Il governo Draghi si è avvalso per questi sei mesi del basso profilo e della sostanziale irrilevanza politica dei due partiti cardine del precedente governo, Pd e Cinque stelle. Nel caso del Partito democratico, il drammatico cambio di segreteria e l’arrivo del papa straniero Enrico Letta dalla cattività parigina (Avignone è stata declassata…) lo hanno lasciato in surplace. Il sostegno toto corde al governo non ha incontrato nell’opinione pubblica di sinistra lo stesso entusiasmo manifestato dal segretario.

Tuttavia, a forza di enfatizzare le scelte più chiaramente progressiste dell’esecutivo, dall’intervento sulle carceri alle difesa della laicità dello stato, dal riconoscimento di forme di sostegno al reddito dei più svantaggiati al richiamo ai valori all’antifascismo, la tenacia di Letta sta smuovendo una buona quota di scettici. Molti di più, però, ne deve smuovere il nuovo leader dei Cinque stelle.

Giuseppe Conte, finalmente insediato alla guida dei pentastellati, si trova impegnato su due fronti: convincere i suoi parlamentari a non mettersi di traverso rispetto alla navigazione di Draghi, e, al contempo , rassicurare la propria base elettorale che il M5S continua a rappresentare una alternativa all’establishment. Un doppio salto mortale carpiato, per rimanere in clima di Olimpiadi. 

La prima parte dell’esercizio è più facile  per via della socializzazione politica degli eletti pentastellati alla vita istituzionale dopo molti anni trascorsi alla Camere. La seconda, invece, si presenta decisamente complessa. Perché riguarda l’identità e le prospettive del partito.

Il M5s aveva, ai suoi esordi,  un profilo da partito ecologista intessuto di visioni palingenetiche, data la sua estraneità alle dinamiche della politica istituzionale. Poi ha accentuato fino al parossismo la critica al “sistema”,  denunciando corruzioni e malversazioni politiche a 360 gradi e presentandosi come unica, vera, alternativa. Il successo è arrivato su questo terreno, quello dell’antipolitica, non sulle questioni ambientali. Ora l’orologio della politica si è messo a girare all’incontrario. 

L’ecologismo ha conquistato una priorità prima inimmaginabile e quindi i Cinque stelle, in linea di principio, ne sarebbero avvantaggianti in quanto  possono vantare una loro primazia su questo terreno. Ma per troppo tempo lo hanno relegato in un angolo a favore delle intemerate antipolitiche che gli hanno assicurato grandi consensi.

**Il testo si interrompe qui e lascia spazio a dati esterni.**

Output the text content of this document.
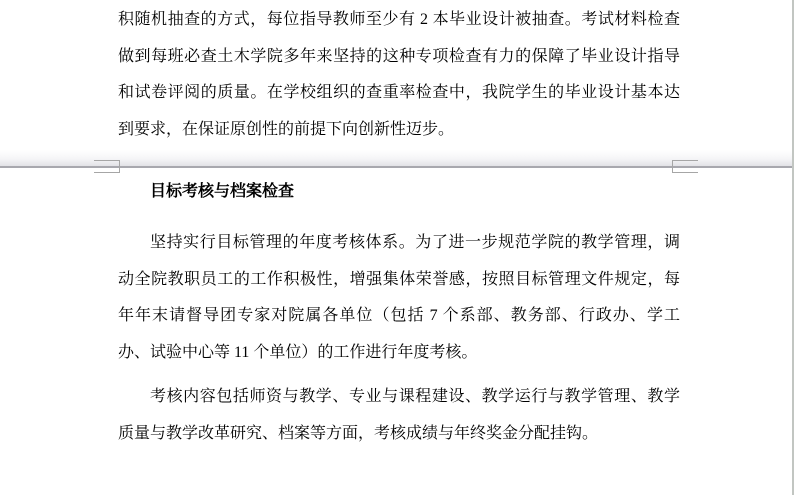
积随机抽查的方式，每位指导教师至少有 2 本毕业设计被抽查。考试材料检查
做到每班必查土木学院多年来坚持的这种专项检查有力的保障了毕业设计指导
和试卷评阅的质量。在学校组织的查重率检查中，我院学生的毕业设计基本达
到要求，在保证原创性的前提下向创新性迈步。
目标考核与档案检查
坚持实行目标管理的年度考核体系。为了进一步规范学院的教学管理，调
动全院教职员工的工作积极性，增强集体荣誉感，按照目标管理文件规定，每
年年末请督导团专家对院属各单位（包括 7 个系部、教务部、行政办、学工
办、试验中心等 11 个单位）的工作进行年度考核。
考核内容包括师资与教学、专业与课程建设、教学运行与教学管理、教学
质量与教学改革研究、档案等方面，考核成绩与年终奖金分配挂钩。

Quindi, l’esercizio d’alto equilibrismo di Conte sta nel guadagnare un ruolo nel governo insistendo sull’identità storica dell’ ecologismo grillino, opportunamente rinverdito con nuove competenze e, allo stesso tempo, nel mantenere connotati di alterità rispetto all’establishment per non perdere contatto con il proprio serbatoio elettorale.

Anche perché la diffidenza rispetto alla classe dirigente non si è azzerata con l’arrivo di Mario Draghi a Palazzo Chigi: circola ancora. E il successo di Giorgia Meloni lo conferma. Riportare nell’alveo pentastellato e, oggi nel centro-sinistra, parte di quel magma antipolitico è la sfida più ardua della nuova leadership del M5s.